Plant substrate on the bottom so the plants get held in place better. Gravel on top to hold down lightweight substrates. OK to mix, too. It usually ends up mixed, anyway. 

Calculate:
length x width of tank x average depth of substrate. 

48" x 12" x 2" = 1152 cubic inches. 
divide to get cubic feet. .7 cubic feet.

Most rock and sand weighs pretty close to 100 lbs per cubic foot. 
More organic sorts of soils weigh less. 

So if you are mixing a sandy type of soil and gravel you will need roughly 70 lbs.

This would give you 2" evenly all over, or a mound about 3" deep, tapering to about 1". If you want it deeper than 1" in those areas, then get about 100 lbs. of substrate.


----------



## demosthenes

i agree with diana. as long as the substrate looks the same, you should be fine using them together. BUT, i'm also pretty price conscious, and i recently redid two of my tanks' substrates.

IME, if you are hoping for a planted tank anyway, i think you should use a mix of topsoil, florabase, dolomite/potash/etc to your liking underneath the plant gravel. thats what i currently have in my 50g tank, and i'm loving it so far. talk to legomaniac on these forums, he's done a lot with different substrates and his are always really nutrient-rich and cost-effective.


----------



## accordztech

demosthenes said:


> i agree with diana. as long as the substrate looks the same, you should be fine using them together. BUT, i'm also pretty price conscious, and i recently redid two of my tanks' substrates.
> 
> IME, if you are hoping for a planted tank anyway, i think you should use a mix of topsoil, florabase, dolomite/potash/etc to your liking underneath the plant gravel. thats what i currently have in my 50g tank, and i'm loving it so far. talk to legomaniac on these forums, he's done a lot with different substrates and his are always really nutrient-rich and cost-effective.


Thanks to both of you and diana. 

This soil thing has caught my eye. I emailed lego guy to see if he responds.

Since you used it, how is it? any drawbacks? Im still wanting to grow a grass of HC and wondering if just regular soil will hold it? Whats your recipie and how much did it cost?

if I can save alot this way, Ill definitely do it. But I want to know the goods and badds. 

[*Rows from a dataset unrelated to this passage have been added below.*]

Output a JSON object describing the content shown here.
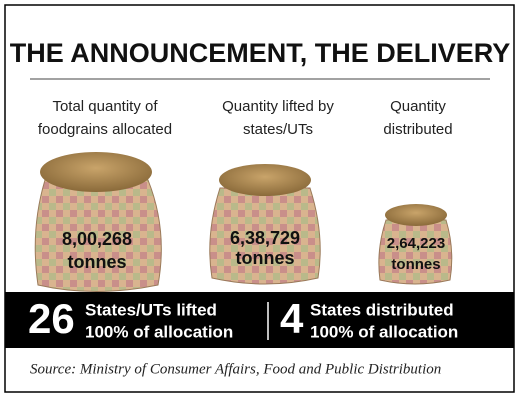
{
  "header": {
    "title": "THE ANNOUNCEMENT, THE DELIVERY"
  },
  "items": [
    {
      "label_lines": [
        "Total quantity of",
        "foodgrains allocated"
      ],
      "value": "8,00,268",
      "unit": "tonnes"
    },
    {
      "label_lines": [
        "Quantity lifted by",
        "states/UTs"
      ],
      "value": "6,38,729",
      "unit": "tonnes"
    },
    {
      "label_lines": [
        "Quantity",
        "distributed"
      ],
      "value": "2,64,223",
      "unit": "tonnes"
    }
  ],
  "stats": [
    {
      "number": "26",
      "lines": [
        "States/UTs lifted",
        "100% of allocation"
      ]
    },
    {
      "number": "4",
      "lines": [
        "States distributed",
        "100% of allocation"
      ]
    }
  ],
  "source": "Source: Ministry of Consumer Affairs, Food and Public Distribution"
}
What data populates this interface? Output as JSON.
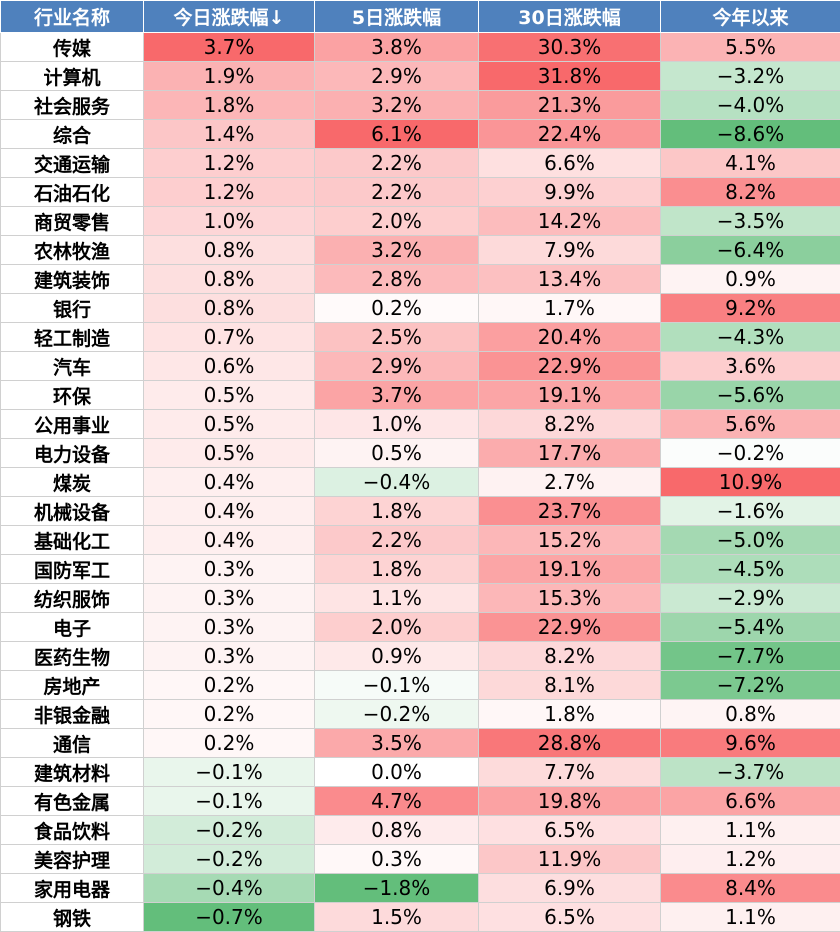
{
  "chart_data": {
    "type": "table",
    "columns": [
      "行业名称",
      "今日涨跌幅↓",
      "5日涨跌幅",
      "30日涨跌幅",
      "今年以来"
    ],
    "rows": [
      [
        "传媒",
        "3.7%",
        "3.8%",
        "30.3%",
        "5.5%"
      ],
      [
        "计算机",
        "1.9%",
        "2.9%",
        "31.8%",
        "−3.2%"
      ],
      [
        "社会服务",
        "1.8%",
        "3.2%",
        "21.3%",
        "−4.0%"
      ],
      [
        "综合",
        "1.4%",
        "6.1%",
        "22.4%",
        "−8.6%"
      ],
      [
        "交通运输",
        "1.2%",
        "2.2%",
        "6.6%",
        "4.1%"
      ],
      [
        "石油石化",
        "1.2%",
        "2.2%",
        "9.9%",
        "8.2%"
      ],
      [
        "商贸零售",
        "1.0%",
        "2.0%",
        "14.2%",
        "−3.5%"
      ],
      [
        "农林牧渔",
        "0.8%",
        "3.2%",
        "7.9%",
        "−6.4%"
      ],
      [
        "建筑装饰",
        "0.8%",
        "2.8%",
        "13.4%",
        "0.9%"
      ],
      [
        "银行",
        "0.8%",
        "0.2%",
        "1.7%",
        "9.2%"
      ],
      [
        "轻工制造",
        "0.7%",
        "2.5%",
        "20.4%",
        "−4.3%"
      ],
      [
        "汽车",
        "0.6%",
        "2.9%",
        "22.9%",
        "3.6%"
      ],
      [
        "环保",
        "0.5%",
        "3.7%",
        "19.1%",
        "−5.6%"
      ],
      [
        "公用事业",
        "0.5%",
        "1.0%",
        "8.2%",
        "5.6%"
      ],
      [
        "电力设备",
        "0.5%",
        "0.5%",
        "17.7%",
        "−0.2%"
      ],
      [
        "煤炭",
        "0.4%",
        "−0.4%",
        "2.7%",
        "10.9%"
      ],
      [
        "机械设备",
        "0.4%",
        "1.8%",
        "23.7%",
        "−1.6%"
      ],
      [
        "基础化工",
        "0.4%",
        "2.2%",
        "15.2%",
        "−5.0%"
      ],
      [
        "国防军工",
        "0.3%",
        "1.8%",
        "19.1%",
        "−4.5%"
      ],
      [
        "纺织服饰",
        "0.3%",
        "1.1%",
        "15.3%",
        "−2.9%"
      ],
      [
        "电子",
        "0.3%",
        "2.0%",
        "22.9%",
        "−5.4%"
      ],
      [
        "医药生物",
        "0.3%",
        "0.9%",
        "8.2%",
        "−7.7%"
      ],
      [
        "房地产",
        "0.2%",
        "−0.1%",
        "8.1%",
        "−7.2%"
      ],
      [
        "非银金融",
        "0.2%",
        "−0.2%",
        "1.8%",
        "0.8%"
      ],
      [
        "通信",
        "0.2%",
        "3.5%",
        "28.8%",
        "9.6%"
      ],
      [
        "建筑材料",
        "−0.1%",
        "0.0%",
        "7.7%",
        "−3.7%"
      ],
      [
        "有色金属",
        "−0.1%",
        "4.7%",
        "19.8%",
        "6.6%"
      ],
      [
        "食品饮料",
        "−0.2%",
        "0.8%",
        "6.5%",
        "1.1%"
      ],
      [
        "美容护理",
        "−0.2%",
        "0.3%",
        "11.9%",
        "1.2%"
      ],
      [
        "家用电器",
        "−0.4%",
        "−1.8%",
        "6.9%",
        "8.4%"
      ],
      [
        "钢铁",
        "−0.7%",
        "1.5%",
        "6.5%",
        "1.1%"
      ]
    ],
    "colors": {
      "header_bg": "#4f81bd",
      "positive": "#f8696b",
      "negative": "#63be7b",
      "neutral": "#ffffff"
    }
  }
}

It should be pretty soft for my cories to?


----------



## Diana

Garden soil or bagged soils for garden use can be used in an aquarium, but there are several cautions. 
Using a substrate that is designed for planted aquariums, and adding a little powdered fertilizer and mineral supplements is a very good way to go. Having the nutrients in the substrate, and less fertilizers in the water seems to reduce the algae a lot. Also reduces the amount of water column fertilizers you need to add. 
Using a substrate without fertilizers (sand, gravel) and adding fertilizer tablets is another option, but I have found those tablets to be pretty expensive.


----------



## Tazman

Hi ll

I am setting up 240 litre planted tank and been told to use Amazonia aqua soil as a base substrate with jbL Sansibar on top for effect ?? any thoughts 

Thanks


----------